Monday, September 6, 2010

Daniel Borenstein: Oakland residents pay huge hidden pension tax

IT'S TRULY a hidden tax. 

As Oakland residents prepare to vote in November on a $360 annual parcel tax aimed at keeping more officers on the streets, they probably don't realize that homeowners already pay more than that in extra property taxes each year just to help fund the pensions for 1,155 retired police and firefighters and their surviving spouses.

In a sobering peek at what could lie ahead for taxpayers across California, the story of the Oakland Police and Fire Retirement System provides a stunning example of the long-term consequences when city officials offer pensions and fail to set aside adequate funds to pay for them.

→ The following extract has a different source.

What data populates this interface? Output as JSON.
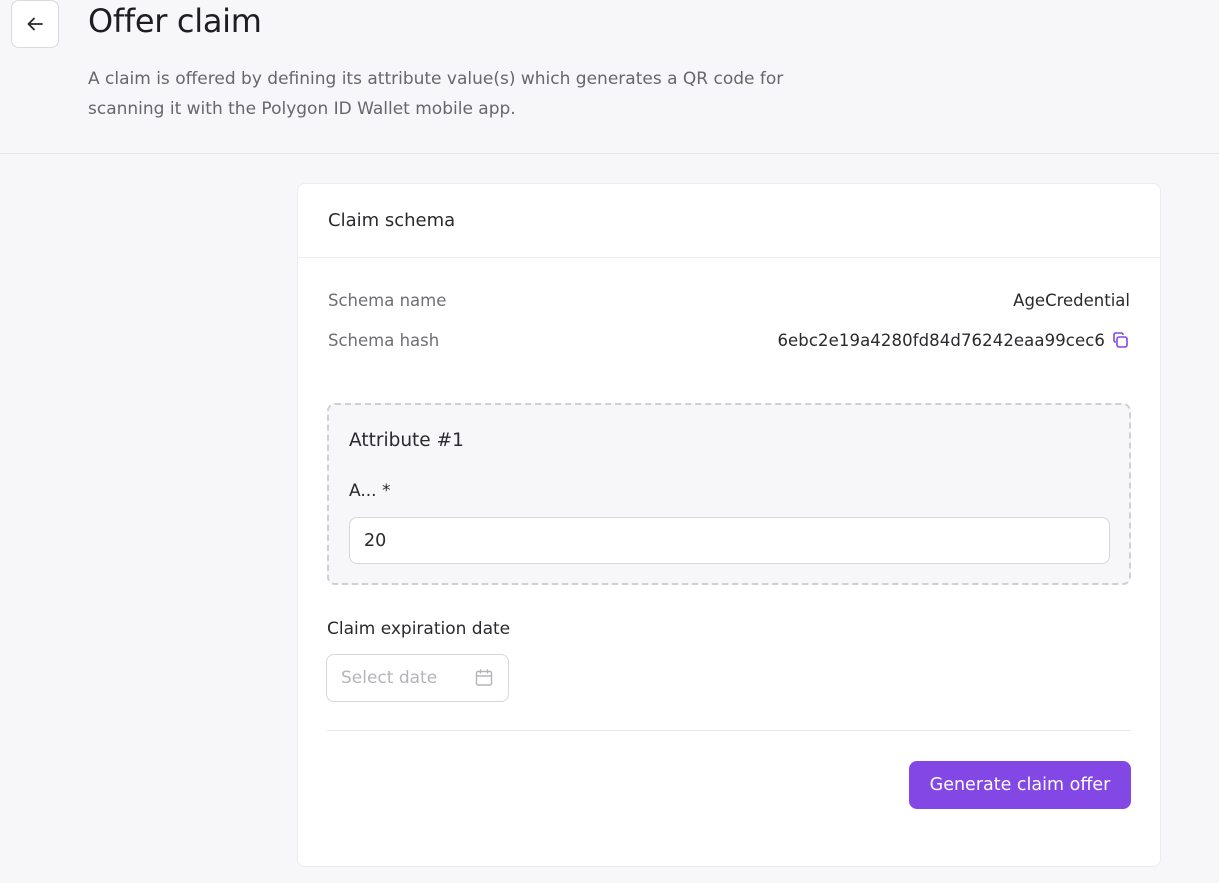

For now, let's put off the debate over the merits of Measure X, the parcel tax on the November ballot. But, for that discussion, Oakland residents should know that they are still paying for pension miscalculations that began about a half-century ago -- and those payments will last at least another 16 years.

The Police and Fire Retirement System was closed to new members in 1976 when the severity of its financial troubles became apparent. Workers hired after that date were enrolled in a different retirement plan. Consequently, with one exception, all the workers in the PFRS have retired.

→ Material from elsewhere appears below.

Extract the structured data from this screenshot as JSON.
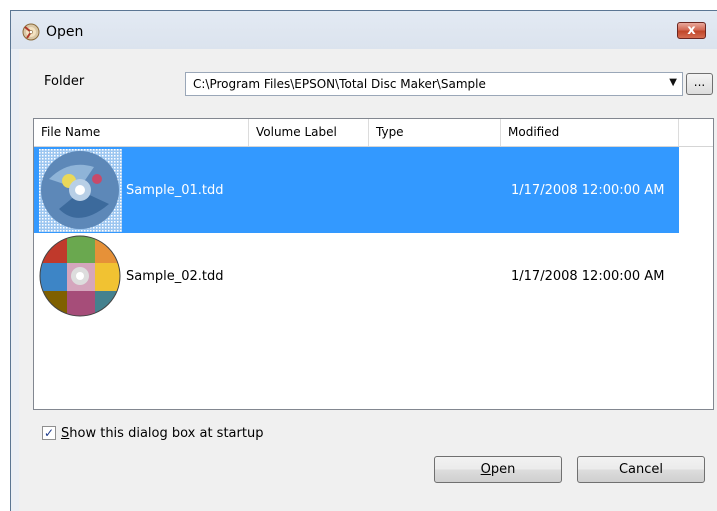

Theoretically, pensions should be fully funded when employees retire. Thus, the money in the system now, combined with future investment returns, should be enough to pay the pensions to the PFRS retirees and beneficiaries -- whose average age is 74 -- for the rest of their lives. 

But that's not the case. According to the July 1 actuarial analysis, the system should have $793 million on hand. Instead, it has $298 million, 38 percent of the necessary funds. That's despite nearly three decades of extra property tax payments to finance the system.

Homeowners wouldn't know from looking at their property tax bills that they have been paying extra for the Police and Fire Retirement System. A typical California bill includes a base fee of 1 percent of the assessed value of the structure and land.

On top of that, homeowners must pay their share of voter-approved debt issued by cities, schools, transit and park districts and other agencies. For Oakland property owners, that adds another 0.4 percent. Of that, slightly more than half goes to the city.